Qatar mall 'family only' rule seen as discriminating against migrant workers
New regulations at a mall in an upscale area of Qatar, which restrict admission to families on Fridays, are being interpreted as an attempt to exclude migrant workers, following complaints from some Qataris that they were "flooding" the complex on Eid.
A video released on social media of migrant workers visiting Qatar's newly constructed Place Vendome mall has gone viral in the country, with some netizens lamenting the massive crowds for their "disorganisation" and "chaos".

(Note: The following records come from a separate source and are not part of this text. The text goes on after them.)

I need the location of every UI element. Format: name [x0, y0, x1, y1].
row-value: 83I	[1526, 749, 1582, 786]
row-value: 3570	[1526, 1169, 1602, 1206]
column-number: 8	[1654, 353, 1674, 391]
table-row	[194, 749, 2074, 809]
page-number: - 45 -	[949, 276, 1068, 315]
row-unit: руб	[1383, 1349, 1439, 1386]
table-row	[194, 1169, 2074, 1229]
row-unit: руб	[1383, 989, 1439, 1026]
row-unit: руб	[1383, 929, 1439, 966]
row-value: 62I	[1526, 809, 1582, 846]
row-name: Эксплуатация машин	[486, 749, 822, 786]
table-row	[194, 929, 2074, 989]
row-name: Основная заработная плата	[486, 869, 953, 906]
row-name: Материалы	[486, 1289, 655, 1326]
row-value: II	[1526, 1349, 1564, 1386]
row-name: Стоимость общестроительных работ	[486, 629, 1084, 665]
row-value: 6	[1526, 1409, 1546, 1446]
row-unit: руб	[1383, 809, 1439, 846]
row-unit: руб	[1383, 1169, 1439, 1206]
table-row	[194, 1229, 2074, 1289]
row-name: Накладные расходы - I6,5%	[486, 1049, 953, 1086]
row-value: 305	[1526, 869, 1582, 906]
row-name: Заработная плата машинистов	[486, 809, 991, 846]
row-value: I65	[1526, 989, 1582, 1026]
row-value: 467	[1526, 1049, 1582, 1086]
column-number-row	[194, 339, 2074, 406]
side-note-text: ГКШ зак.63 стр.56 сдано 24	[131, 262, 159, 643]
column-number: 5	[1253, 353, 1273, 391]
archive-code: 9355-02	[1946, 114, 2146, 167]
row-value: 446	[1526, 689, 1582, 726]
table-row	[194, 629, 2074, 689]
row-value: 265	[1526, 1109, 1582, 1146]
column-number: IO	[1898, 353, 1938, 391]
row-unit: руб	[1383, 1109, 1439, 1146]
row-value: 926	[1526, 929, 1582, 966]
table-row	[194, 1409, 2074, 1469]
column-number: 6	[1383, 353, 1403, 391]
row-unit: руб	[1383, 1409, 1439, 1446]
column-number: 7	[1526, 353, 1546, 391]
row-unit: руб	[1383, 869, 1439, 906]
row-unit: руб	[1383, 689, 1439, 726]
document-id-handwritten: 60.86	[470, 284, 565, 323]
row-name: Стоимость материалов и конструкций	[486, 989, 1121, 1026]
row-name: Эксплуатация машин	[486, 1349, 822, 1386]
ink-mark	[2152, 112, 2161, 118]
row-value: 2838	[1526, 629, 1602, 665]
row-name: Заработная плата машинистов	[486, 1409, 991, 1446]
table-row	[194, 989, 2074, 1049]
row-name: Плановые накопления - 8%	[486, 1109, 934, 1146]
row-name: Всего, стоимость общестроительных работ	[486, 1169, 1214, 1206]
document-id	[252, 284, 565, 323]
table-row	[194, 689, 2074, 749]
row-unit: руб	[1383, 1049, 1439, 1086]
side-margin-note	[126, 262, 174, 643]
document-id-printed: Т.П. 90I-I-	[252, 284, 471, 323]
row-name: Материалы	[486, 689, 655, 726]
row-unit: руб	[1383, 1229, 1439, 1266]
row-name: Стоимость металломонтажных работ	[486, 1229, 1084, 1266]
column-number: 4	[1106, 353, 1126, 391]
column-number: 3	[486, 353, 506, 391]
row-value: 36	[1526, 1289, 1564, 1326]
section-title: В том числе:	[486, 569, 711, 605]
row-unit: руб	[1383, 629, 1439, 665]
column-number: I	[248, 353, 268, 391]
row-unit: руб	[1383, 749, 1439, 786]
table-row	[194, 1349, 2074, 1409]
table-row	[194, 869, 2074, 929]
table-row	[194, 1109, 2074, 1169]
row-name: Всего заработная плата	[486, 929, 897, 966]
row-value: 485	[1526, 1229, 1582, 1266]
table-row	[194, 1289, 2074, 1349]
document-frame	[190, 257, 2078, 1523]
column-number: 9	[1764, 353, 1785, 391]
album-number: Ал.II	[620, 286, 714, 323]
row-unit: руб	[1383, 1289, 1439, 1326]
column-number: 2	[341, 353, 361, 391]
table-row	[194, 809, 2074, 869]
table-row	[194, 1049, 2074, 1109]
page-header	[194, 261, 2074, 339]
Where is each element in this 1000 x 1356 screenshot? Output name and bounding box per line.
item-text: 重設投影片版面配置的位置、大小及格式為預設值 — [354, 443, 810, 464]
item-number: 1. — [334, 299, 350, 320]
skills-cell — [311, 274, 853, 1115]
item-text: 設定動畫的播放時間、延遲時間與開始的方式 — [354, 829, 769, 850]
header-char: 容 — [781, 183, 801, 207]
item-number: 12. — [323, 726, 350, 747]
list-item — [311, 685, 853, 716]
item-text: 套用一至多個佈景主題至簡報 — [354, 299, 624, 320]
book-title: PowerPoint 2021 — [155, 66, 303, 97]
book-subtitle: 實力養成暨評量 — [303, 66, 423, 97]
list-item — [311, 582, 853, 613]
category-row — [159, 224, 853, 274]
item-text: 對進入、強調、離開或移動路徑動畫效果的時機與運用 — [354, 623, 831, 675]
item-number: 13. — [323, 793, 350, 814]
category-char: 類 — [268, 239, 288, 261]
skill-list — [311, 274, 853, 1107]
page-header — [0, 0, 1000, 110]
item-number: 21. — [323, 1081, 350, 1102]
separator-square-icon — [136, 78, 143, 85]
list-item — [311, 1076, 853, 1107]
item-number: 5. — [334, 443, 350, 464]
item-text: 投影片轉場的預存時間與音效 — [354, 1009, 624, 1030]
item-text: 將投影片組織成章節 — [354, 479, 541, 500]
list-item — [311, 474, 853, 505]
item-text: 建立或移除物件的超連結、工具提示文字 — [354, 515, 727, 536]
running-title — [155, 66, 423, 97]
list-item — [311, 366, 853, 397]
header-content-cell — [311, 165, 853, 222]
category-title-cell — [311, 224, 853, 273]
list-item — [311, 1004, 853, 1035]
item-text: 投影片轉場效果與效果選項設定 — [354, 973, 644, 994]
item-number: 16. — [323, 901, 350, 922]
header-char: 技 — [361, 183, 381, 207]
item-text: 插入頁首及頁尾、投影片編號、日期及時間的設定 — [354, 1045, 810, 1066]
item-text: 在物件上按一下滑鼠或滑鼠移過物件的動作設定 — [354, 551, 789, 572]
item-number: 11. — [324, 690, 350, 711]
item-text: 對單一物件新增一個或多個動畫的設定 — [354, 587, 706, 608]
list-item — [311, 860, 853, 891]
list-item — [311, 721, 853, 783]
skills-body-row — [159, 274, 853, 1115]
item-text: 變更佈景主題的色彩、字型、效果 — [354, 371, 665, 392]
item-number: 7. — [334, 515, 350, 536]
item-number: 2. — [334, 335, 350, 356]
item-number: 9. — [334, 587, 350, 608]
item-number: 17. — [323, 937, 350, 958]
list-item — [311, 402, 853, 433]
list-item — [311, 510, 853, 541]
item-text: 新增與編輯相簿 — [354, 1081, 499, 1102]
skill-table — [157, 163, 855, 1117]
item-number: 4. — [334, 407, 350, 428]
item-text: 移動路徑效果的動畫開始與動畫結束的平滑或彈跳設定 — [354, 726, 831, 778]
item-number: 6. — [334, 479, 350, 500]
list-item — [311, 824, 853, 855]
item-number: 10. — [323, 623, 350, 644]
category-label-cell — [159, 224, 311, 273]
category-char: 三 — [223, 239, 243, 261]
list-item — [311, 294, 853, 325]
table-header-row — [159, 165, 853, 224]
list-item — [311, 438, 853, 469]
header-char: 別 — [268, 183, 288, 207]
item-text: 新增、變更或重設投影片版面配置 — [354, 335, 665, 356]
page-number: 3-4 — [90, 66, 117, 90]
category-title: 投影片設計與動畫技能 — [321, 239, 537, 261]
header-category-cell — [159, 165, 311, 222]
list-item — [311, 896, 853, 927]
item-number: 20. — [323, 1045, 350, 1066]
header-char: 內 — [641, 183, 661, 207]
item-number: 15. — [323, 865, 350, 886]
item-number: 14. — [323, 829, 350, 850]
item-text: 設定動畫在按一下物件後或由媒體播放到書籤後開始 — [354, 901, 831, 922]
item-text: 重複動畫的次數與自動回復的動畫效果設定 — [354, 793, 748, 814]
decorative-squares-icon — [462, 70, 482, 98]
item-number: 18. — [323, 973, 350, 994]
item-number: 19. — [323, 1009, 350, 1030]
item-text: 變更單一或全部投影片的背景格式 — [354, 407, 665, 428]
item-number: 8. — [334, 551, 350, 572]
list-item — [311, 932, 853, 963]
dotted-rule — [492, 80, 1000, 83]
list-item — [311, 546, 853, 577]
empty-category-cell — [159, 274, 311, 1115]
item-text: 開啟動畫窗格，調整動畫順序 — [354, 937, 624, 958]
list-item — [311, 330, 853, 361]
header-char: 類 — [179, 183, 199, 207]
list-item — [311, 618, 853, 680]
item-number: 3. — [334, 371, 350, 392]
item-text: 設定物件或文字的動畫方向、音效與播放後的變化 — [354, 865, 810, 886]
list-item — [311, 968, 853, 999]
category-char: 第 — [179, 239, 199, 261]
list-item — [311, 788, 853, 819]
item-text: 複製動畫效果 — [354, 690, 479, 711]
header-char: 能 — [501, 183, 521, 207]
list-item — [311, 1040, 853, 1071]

"I am deeply worried as a Qatari citizen about the entrance of migrant workers in these overwhelming numbers on Eid in shopping complexes, in which we cannot be sure of the safety of our families in the midst of this large number of single men who are relatively uneducated," wrote one prominent Qatari social media user.
The "luxurious" mall in Lusail city, which includes three hotels, restaurants, international brand shops and a fully air-conditioned outdoor area, opened in April and is inspired by Paris's high-end shopping district, Rue de la Paix.
But less than a month after its debut, the mall has drawn attention for the wrong reasons, with some Qataris denouncing the migrant workers visiting the mall on their Eid holiday as harmful for the "mall's image and for families".
Translation: The mall is a shopping complex owned by millionaires may God bless them, not a public playground or a corniche where random people can just walk around and dance
Translation: Before you blame or accuse someone of racism understand this: Until someone from your family gets harmed then you will not understand what it means to have kids around these workers who come from difficult backgrounds. Some people act as ideal individuals until the harm comes by them directly.
Translation: Whoever agrees with this behaviour has no concern over the women of his household mixing with workers who we have no idea what religion they follow or what their culture is like.
One individual alluded to the crowd of foreign workers as "dangerous for women in society", arguing that "society has to be organised in a manner that prioritises their protection".
Translation: It is a duty for everyone to organise society to protect women and their status and to prevent harassment...
Translation: They [migrant workers] are welcome to visit provided that the capacity is regulated... Criticism is the duty every man to preserve the entity of society, especially in the presence of a major imbalance in the demographic structure.
Almost immediately after the criticisms surfaced online, Place Vendome's official Instagram page updated the mall's opening hours, indicating that the mall will only be open for families from 4-7 May - virtually aligning with the country's Eid holidays - and that from 13 May every Friday will be designated as a family-only day.
While the concept of "family only" is not unusual in Qatar - with several parks and malls restricting access to families on specific days of the week - many on social media interpreted this as a code to "discriminate against migrant workers", most of whom have Friday as their only day off. (Place Vendome didn't immediately respond to a request for comment.)
Translation: I am surprised by the reactions against some residents accessing and enjoying the country's facilities. These places were not opened to receive one exclusive race. It is not from our traditions to belittle and not welcome people. How can we speak of development with these narratives?
Translation: Yes, let's expel the migrant worker, on the condition that you clean your own dirt and you work 12 hours under the heat - you simply cannot function without them as they work on behalf of you.
Others claimed ironically that anti-migrant rhetoric in the mall resembles racist arguments made against Arabs in the West.
Translation: As a "British citizen", I was very upset by the huge number of Arabs entering Harrods on Christmas yesterday, as our families could not be sure of our safety in the face of a huge number of relatively uneducated Arabs.
One social media user called for the start of a hashtag dubbed #QatarForAll in an attempt to counteract the current of "racist" rhetoric online.
Several locals also expressed reservations about the country's ability to host the World Cup, with the Eid crowds casting doubt on the country's readiness for the football spectacular in November.
Translation: Are we really ready to host the World Cup with these crowds and in this manner?
Translation: A question for the citizens and residents of Qatar. It is Eid and this is the crowd and situation of the country, almost everything is closed from the crowdedness. What are we going to do when the World Cup happens?
The mall controversy follows Fifa President Gianni Infantino's statement that migrant employees in Qatar gain "dignity and pride" in their hard work building World Cup infrastructure.
"Thanks to Fifa, thanks to football we have been able to address the status of all the 1.5 million workers, working in Qatar," he added.
While Qatar has implemented a number of labour reforms, including the region's first ever non-discriminatory minimum wage law, Amnesty International said in 2021 that the country ran a "systemic abuse of migrant rights", with Qatari authorities "failing to properly investigate deaths".